Alan Reynolds

The aftermath of the $1.4 billion shakedown of Wall Street brought a new batch of media-hungry politicians and regulators trying to upstage each other. Leaders of the Senate Finance Committee rushed into a ritualistic witch trial, rehashing old news to get free political publicity.

The new bit players read their lines from a script written by New York's self-appointed czar of stock market research, Elliott Spitzer. Commenting on remarks by the CEO of Merrill Lynch, Spitzer said: "Do they get it yet? You see the Stan O'Neal op-ed piece and you think they don't get it. ... What we have alleged about your company is that you committed fraud."

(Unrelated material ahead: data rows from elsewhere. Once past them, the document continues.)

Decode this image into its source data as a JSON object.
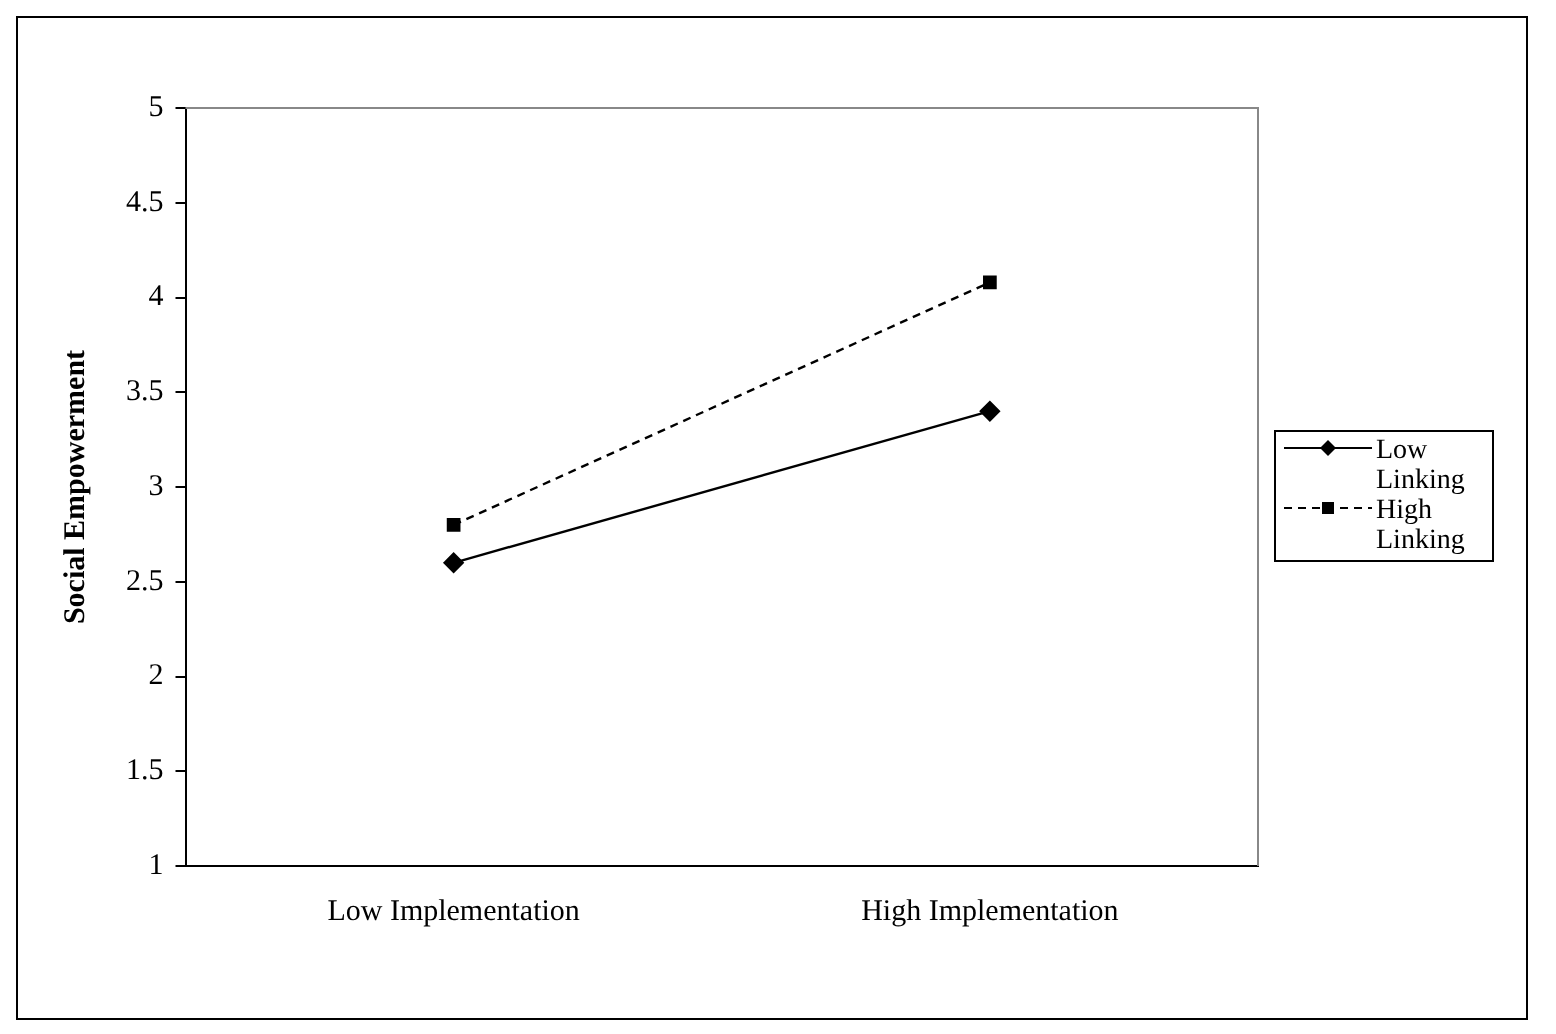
{
  "chart_data": {
    "type": "line",
    "ylabel": "Social Empowerment",
    "categories": [
      "Low Implementation",
      "High Implementation"
    ],
    "series": [
      {
        "name": "Low Linking",
        "color": "#000000",
        "values": [
          2.6,
          3.4
        ],
        "marker": "diamond",
        "line_style": "solid"
      },
      {
        "name": "High Linking",
        "color": "#000000",
        "values": [
          2.8,
          4.08
        ],
        "marker": "square",
        "line_style": "dashed"
      }
    ],
    "ylim": [
      1,
      5
    ],
    "yticks": [
      1,
      1.5,
      2,
      2.5,
      3,
      3.5,
      4,
      4.5,
      5
    ],
    "grid": false,
    "legend": "right"
  }
}
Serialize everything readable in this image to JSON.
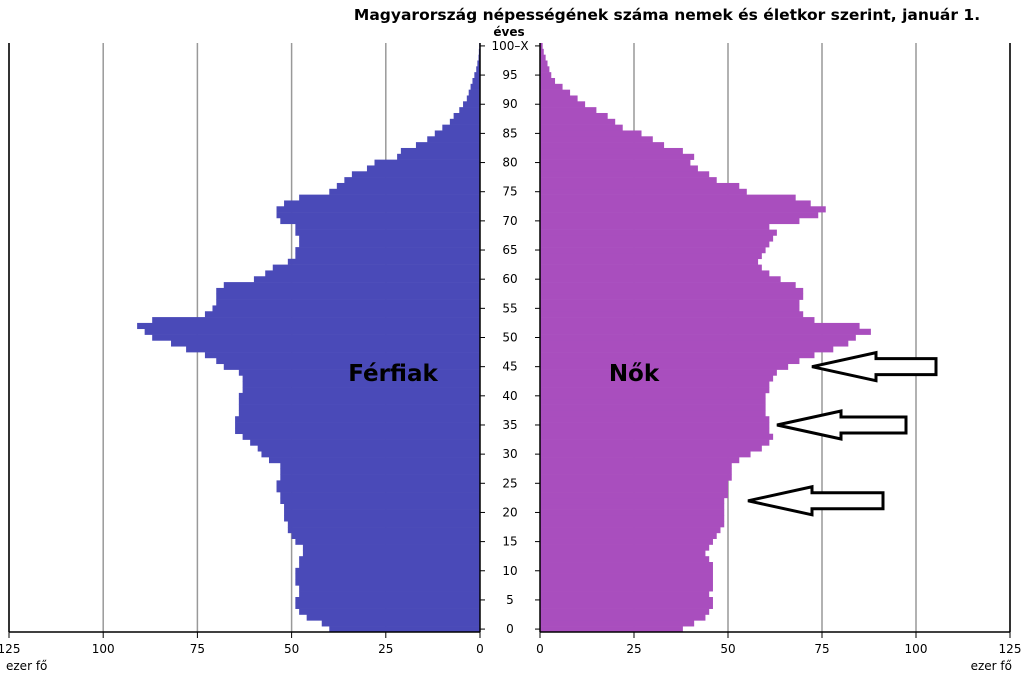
{
  "title": "Magyarország népességének száma nemek és életkor szerint, január 1.",
  "colors": {
    "male": "#4a4ab8",
    "female": "#a94ebe",
    "grid": "#999999",
    "axis": "#000000"
  },
  "chart_data": {
    "type": "bar",
    "orientation": "horizontal",
    "subtype": "population-pyramid",
    "title": "Magyarország népességének száma nemek és életkor szerint, január 1.",
    "y_axis_label": "éves",
    "x_axis_unit": "ezer fő",
    "xlim": [
      0,
      125
    ],
    "x_ticks": [
      125,
      100,
      75,
      50,
      25,
      0
    ],
    "y_ticks": [
      "0",
      "5",
      "10",
      "15",
      "20",
      "25",
      "30",
      "35",
      "40",
      "45",
      "50",
      "55",
      "60",
      "65",
      "70",
      "75",
      "80",
      "85",
      "90",
      "95",
      "100–X"
    ],
    "age_groups": [
      "0",
      "1",
      "2",
      "3",
      "4",
      "5",
      "6",
      "7",
      "8",
      "9",
      "10",
      "11",
      "12",
      "13",
      "14",
      "15",
      "16",
      "17",
      "18",
      "19",
      "20",
      "21",
      "22",
      "23",
      "24",
      "25",
      "26",
      "27",
      "28",
      "29",
      "30",
      "31",
      "32",
      "33",
      "34",
      "35",
      "36",
      "37",
      "38",
      "39",
      "40",
      "41",
      "42",
      "43",
      "44",
      "45",
      "46",
      "47",
      "48",
      "49",
      "50",
      "51",
      "52",
      "53",
      "54",
      "55",
      "56",
      "57",
      "58",
      "59",
      "60",
      "61",
      "62",
      "63",
      "64",
      "65",
      "66",
      "67",
      "68",
      "69",
      "70",
      "71",
      "72",
      "73",
      "74",
      "75",
      "76",
      "77",
      "78",
      "79",
      "80",
      "81",
      "82",
      "83",
      "84",
      "85",
      "86",
      "87",
      "88",
      "89",
      "90",
      "91",
      "92",
      "93",
      "94",
      "95",
      "96",
      "97",
      "98",
      "99",
      "100–X"
    ],
    "series": [
      {
        "name": "Férfiak",
        "values": [
          40,
          42,
          46,
          48,
          49,
          49,
          48,
          48,
          49,
          49,
          49,
          48,
          48,
          47,
          47,
          49,
          50,
          51,
          51,
          52,
          52,
          52,
          53,
          53,
          54,
          54,
          53,
          53,
          53,
          56,
          58,
          59,
          61,
          63,
          65,
          65,
          65,
          64,
          64,
          64,
          64,
          63,
          63,
          63,
          64,
          68,
          70,
          73,
          78,
          82,
          87,
          89,
          91,
          87,
          73,
          71,
          70,
          70,
          70,
          68,
          60,
          57,
          55,
          51,
          49,
          49,
          48,
          48,
          49,
          49,
          53,
          54,
          54,
          52,
          48,
          40,
          38,
          36,
          34,
          30,
          28,
          22,
          21,
          17,
          14,
          12,
          10,
          8,
          7,
          5.5,
          4.5,
          3.5,
          3,
          2.5,
          2,
          1.5,
          1,
          0.7,
          0.4,
          0.3,
          0.2
        ]
      },
      {
        "name": "Nők",
        "values": [
          38,
          41,
          44,
          45,
          46,
          46,
          45,
          46,
          46,
          46,
          46,
          46,
          45,
          44,
          45,
          46,
          47,
          48,
          49,
          49,
          49,
          49,
          49,
          50,
          50,
          50,
          51,
          51,
          51,
          53,
          56,
          59,
          61,
          62,
          61,
          61,
          61,
          60,
          60,
          60,
          60,
          61,
          61,
          62,
          63,
          66,
          69,
          73,
          78,
          82,
          84,
          88,
          85,
          73,
          70,
          69,
          69,
          70,
          70,
          68,
          64,
          61,
          59,
          58,
          59,
          60,
          61,
          62,
          63,
          61,
          69,
          74,
          76,
          72,
          68,
          55,
          53,
          47,
          45,
          42,
          40,
          41,
          38,
          33,
          30,
          27,
          22,
          20,
          18,
          15,
          12,
          10,
          8,
          6,
          4,
          3,
          2.5,
          2,
          1.5,
          1,
          0.7
        ]
      }
    ],
    "annotations": [
      {
        "type": "arrow",
        "points_to_age": 45,
        "side": "Nők"
      },
      {
        "type": "arrow",
        "points_to_age": 35,
        "side": "Nők"
      },
      {
        "type": "arrow",
        "points_to_age": 22,
        "side": "Nők"
      }
    ]
  },
  "labels": {
    "male": "Férfiak",
    "female": "Nők",
    "age_unit": "éves",
    "unit_left": "ezer fő",
    "unit_right": "ezer fő"
  }
}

That "don't get it" remark was imitated ad nauseum by people who obviously don't get it. Democratic Sen. Paul Sarbanes of Maryland discovered, "Some CEOs on Wall Street just don't get it." Stephen Cutler of the SEC warned, "We're not going to assume they do get it." Robert Glauber of the NASD promised, "Those who don't get it are going to get it." And Dick Grasso of the NYSE said, "If people fail to get it, they won't be in the business."

I began to wonder if anyone would ever get it. Then I appeared on a Wall Street Week panel with Hedrick Smith, who said, "If there's really fraud then somebody should go to jail." He almost got it. But what if there isn't really fraud? The Economist got that just right: "It is still not clear what the investment banks have done wrong, legally speaking. If the law was broken, then firms and their employees should have been prosecuted. If it was not, then the fines and bans seem hard to justify."

If Spitzer really believes what he says -- that entire corporations are guilty of fraud -- then he has failed in his primary duty. A prosecutor's main job is not to campaign for governor but to prosecute criminals. Failure to prosecute, in turn, proves Spitzer and his lackeys never had any evidence they dreamed might stand up in court. If there really had been fraud, prosecution would not be optional. No prosecution proves either there was no fraud or the prosecutor is incompetent. Since Spitzer cannot prove fraud through legal due process, he is obligated as a matter of minimal professional ethics to stop making fraudulent allegations.